The Telling by Mike Duran
(Realms, May 2012)
Reviewed by Lyndon Perry
In this spiritually infused “X-Files” styled suspense, author Mike Duran touches on the simple theme of finding one’s way when all seems lost while delivering a moderately paced and, for the most part, satisfying “body snatchers” tale of conspiracy, intrigue, and faith. The Telling is a mystery of sorts, a cozy thriller with a touch of creepiness reminiscent of the days of classic horror. It’s far from cheese, but there are a few cut-out characters that don’t quite outgrow their stereotype – including a pair of inept detectives, a nosy grandmother on the prowl to solve the retirement home body-double mystery, and an odd Native American shaman who is a central figure in the narrative yet who’s purpose and origin remains obscure (which is probably Duran’s intent; still I wanted to know more about Little Weaver).
The actual story centers on Zeph Walker (although Grandma Annie gets POV billing as well) and his journey back to faith. As a child, he was touted as the Prophet of the Plains and received words from God (Tellings, he called them), but through a series of tragic circumstances eventually lost his way – and gained a hideous facial scar. The flashback scenes are compelling and the novel could have simply been about his coming of age, loss of faith, and struggle with his inner demons. But as it stands, the setting of an old Death Valley mining town, and the plot featuring a spiritual rift in the columns that separate heaven-from-earth-from-hell serves the story well – and provides a platform for those inner demons to materialize (literally) into some hapless standbys.
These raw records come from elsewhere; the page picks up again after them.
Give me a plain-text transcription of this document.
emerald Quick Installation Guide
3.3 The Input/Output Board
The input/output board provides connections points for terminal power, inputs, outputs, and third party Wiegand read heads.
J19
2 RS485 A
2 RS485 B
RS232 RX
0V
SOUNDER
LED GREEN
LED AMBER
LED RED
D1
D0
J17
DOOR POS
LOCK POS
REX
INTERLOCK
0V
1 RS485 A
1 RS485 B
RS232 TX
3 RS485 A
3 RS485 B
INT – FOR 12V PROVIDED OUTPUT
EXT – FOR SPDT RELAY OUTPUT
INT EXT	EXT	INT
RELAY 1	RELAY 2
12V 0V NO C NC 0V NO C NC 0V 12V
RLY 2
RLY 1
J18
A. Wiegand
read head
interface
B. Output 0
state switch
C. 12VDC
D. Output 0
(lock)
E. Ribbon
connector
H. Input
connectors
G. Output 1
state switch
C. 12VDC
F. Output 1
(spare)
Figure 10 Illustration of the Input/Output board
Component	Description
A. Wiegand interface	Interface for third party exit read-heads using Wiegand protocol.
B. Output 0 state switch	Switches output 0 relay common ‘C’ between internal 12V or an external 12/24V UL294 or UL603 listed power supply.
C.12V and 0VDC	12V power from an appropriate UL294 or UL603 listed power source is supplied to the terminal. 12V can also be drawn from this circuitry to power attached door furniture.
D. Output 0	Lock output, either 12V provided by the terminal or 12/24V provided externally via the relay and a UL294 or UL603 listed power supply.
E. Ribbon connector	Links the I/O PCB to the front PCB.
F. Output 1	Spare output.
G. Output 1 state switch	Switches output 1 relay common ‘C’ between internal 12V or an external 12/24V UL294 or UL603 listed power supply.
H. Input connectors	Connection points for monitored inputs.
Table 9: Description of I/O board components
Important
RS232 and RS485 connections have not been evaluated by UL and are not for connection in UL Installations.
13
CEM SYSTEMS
Overall, The Telling is well told. Duran is a good writer, a competent story teller, and taps his creative muse when it comes to plot, crisis, and resolution. A parallel story line introduced early in the book did add to the tension and kept me reading those first hundred pages of set up. But when the action truly kicked it, I felt this second plotline dangled a bit. The two stories did come together, however, and the ending was nicely drawn (if a bit pat), but the climax’s final showdown between Zeph and those aforementioned demons was a bit of a letdown. Still, this sophomore project has all the hallmarks that make for an entertaining (non-proselytizing) spiritual thriller. Recommended for speculative fiction fans of all stripes and rated a solid B+.
[Note: I received a free copy of this book in conjunction with the CSFF Blog Tour. I've not met Mike, but follow his blog here and interact with him a bit on Facebook. We share a philosophical position in that we both believe the purpose of fiction is not to serve as a tract for a particular theological position, but rather to faciliate engagement with the truth. I don't want to put words in his mouth, but I think we'd both agree that art isn't meant as a vehicle for precepts, while at the same time we could argue that art does (and should) communicates truth. The Telling is a novel that deals with issues of faith, doubt, calling, angels, demons, and a whole host of "religious" issues - and yet is not a "Christian" novel (in fact, I don't believe there is such a thing as "Christian" art). That is, this novel is not meant to deliver a predetermined theology of Christian faith, it is simply a story that is spiritually infused, entertaining, and, yes, thought-provoking in that it has a theme many of us can identify with - losing our way when the path seemed so clear to us at one point in our lives.]